In summary, results from our simulations show that error-driven learning mechanisms can dramatically improves both memory capacity and learning speed by reducing competition between learned representations. Furthermore, these mechanisms can potentially explain a wide range of learning and memory phenomena. Error-driven learning in CA3 can emerge naturally out of neurophysiological properties of the hippocampal circuits, building on the basic framework for error-driven learning in the monosynaptic EC ↔ CA1 pathway [21]. There are many further implications and applications of this work, and many important empirical tests needed to more fully establish its validity. Hopefully, the results presented here provide sufficient motivation to undertake this important future research.

Supporting information

S1 Fig.

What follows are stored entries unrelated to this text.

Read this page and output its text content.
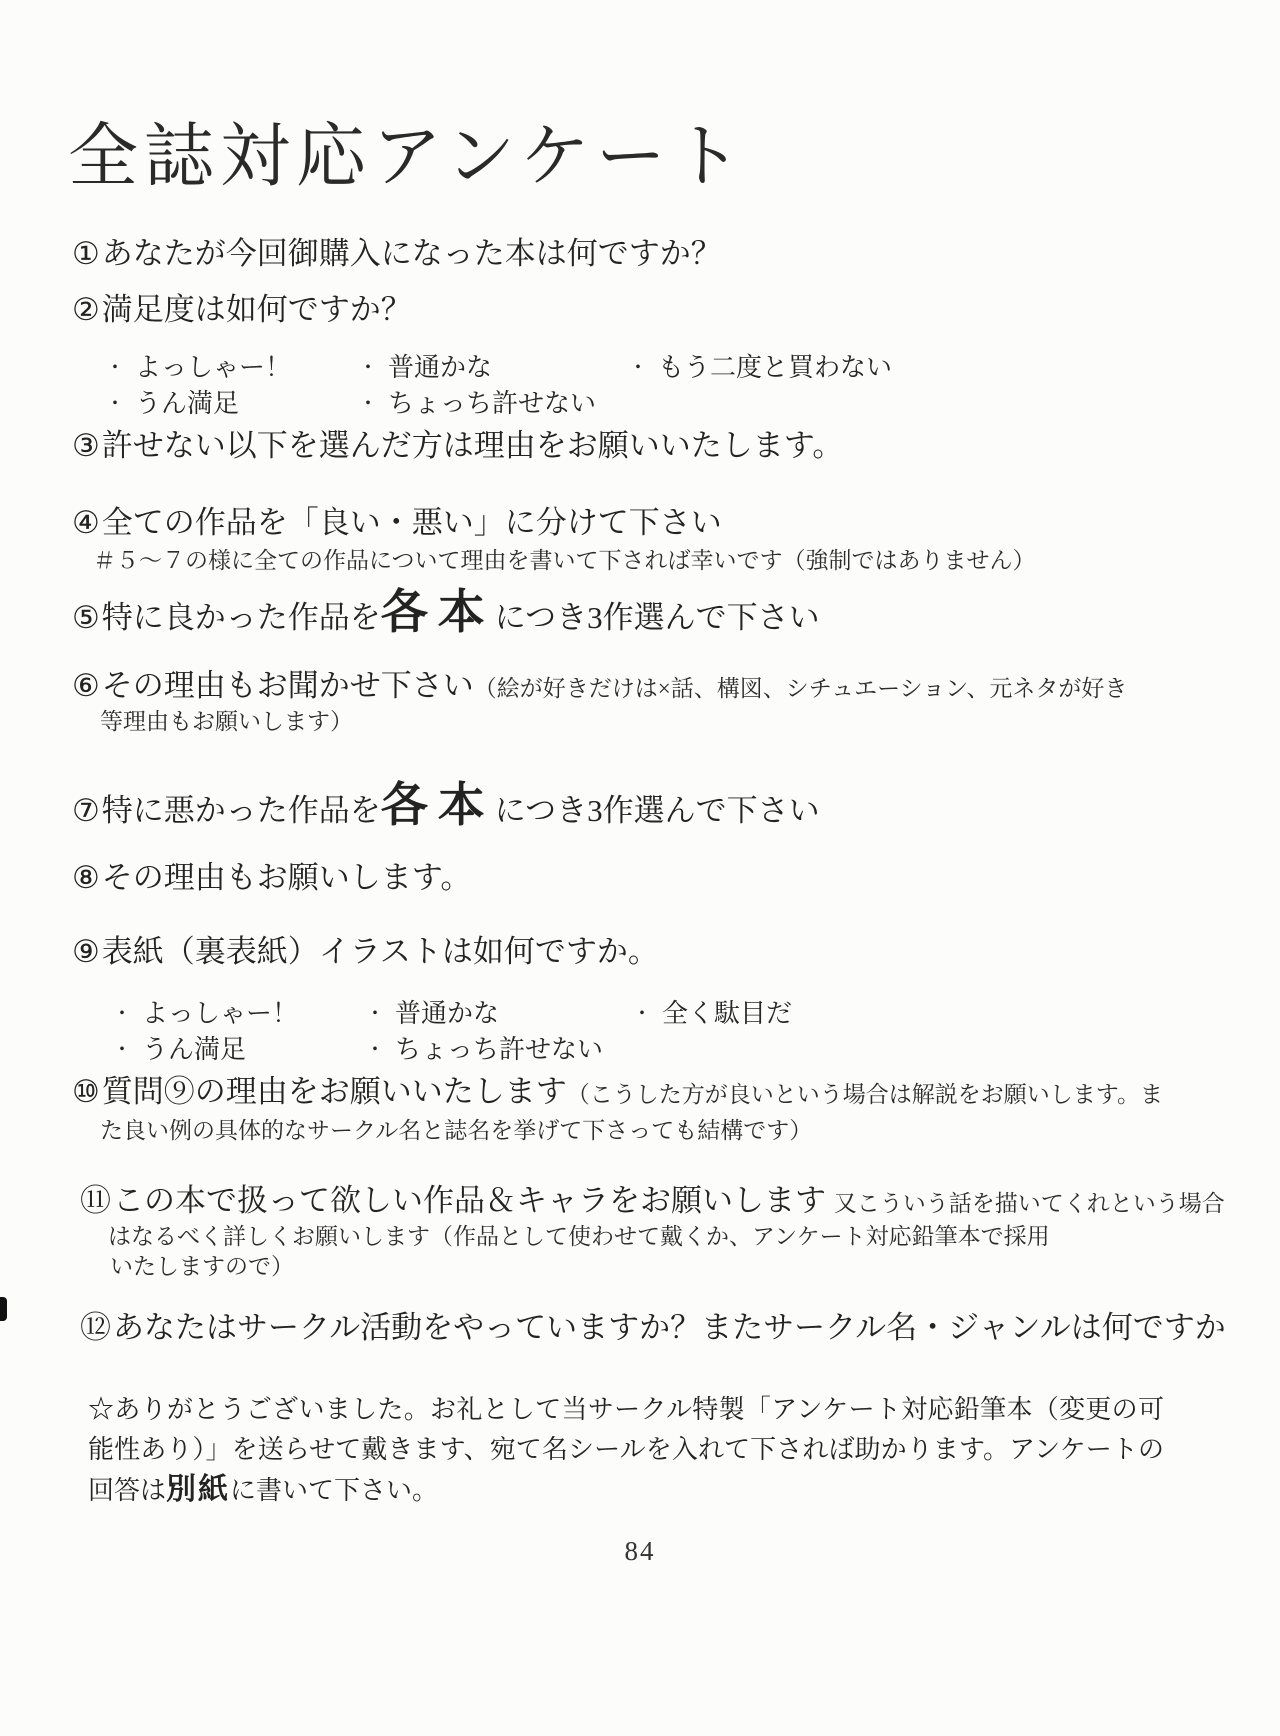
全誌対応アンケート
①あなたが今回御購入になった本は何ですか？
②満足度は如何ですか？
・ よっしゃー！
・ うん満足
・ 普通かな
・ ちょっち許せない
・ もう二度と買わない
③許せない以下を選んだ方は理由をお願いいたします。
④全ての作品を「良い・悪い」に分けて下さい
＃５～７の様に全ての作品について理由を書いて下されば幸いです（強制ではありません）
⑤特に良かった作品を各本につき3作選んで下さい
⑥その理由もお聞かせ下さい（絵が好きだけは×話、構図、シチュエーション、元ネタが好き
等理由もお願いします）
⑦特に悪かった作品を各本につき3作選んで下さい
⑧その理由もお願いします。
⑨表紙（裏表紙）イラストは如何ですか。
・ よっしゃー！
・ うん満足
・ 普通かな
・ ちょっち許せない
・ 全く駄目だ
⑩質問⑨の理由をお願いいたします（こうした方が良いという場合は解説をお願いします。ま
た良い例の具体的なサークル名と誌名を挙げて下さっても結構です）
⑪この本で扱って欲しい作品＆キャラをお願いします 又こういう話を描いてくれという場合
はなるべく詳しくお願いします（作品として使わせて戴くか、アンケート対応鉛筆本で採用
いたしますので）
⑫あなたはサークル活動をやっていますか？またサークル名・ジャンルは何ですか
☆ありがとうございました。お礼として当サークル特製「アンケート対応鉛筆本（変更の可能性あり）」を送らせて戴きます、宛て名シールを入れて下されば助かります。アンケートの回答は別紙に書いて下さい。
84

Training and testing example patterns for network input.

Each input pattern has 6 pools, composed of 2 item pools at the bottom (i.e., A at bottom left; B or C at bottom right) and 4 list context pools at the middle and the top rows—memory of AB and AC pairs are categorized into different experiences, with four different context pools for each experience. During testing, pool A and four context pools were presented as in training, while pool B/C at the bottom right was silent, therefore challenging the model to retrieve a memorized answer at the bottom right pool of ECout.

https://doi.org/10.1371/journal.pcbi.1010589.s002

(EPS)

S1 Table. Parameters for network sizes.

In neural networks, larger network size usually leads to higher capacity, when controlled for other settings. In the current study, we tested different variations of the hippocampus model for three different network sizes to show the benefit of error-driven learning for hippocampus regardless of sizes, meaning the mechanism is generalizable. For pool sizes, the numbers in the table refer to number of neurons in that specific pool. Note: DG size is around five times CA3 size as specified in our previous model [21].

https://doi.org/10.1371/journal.pcbi.1010589.s003

(PDF)

S2 Table. Parameters.

Non-default parameters used in the model, with default shown.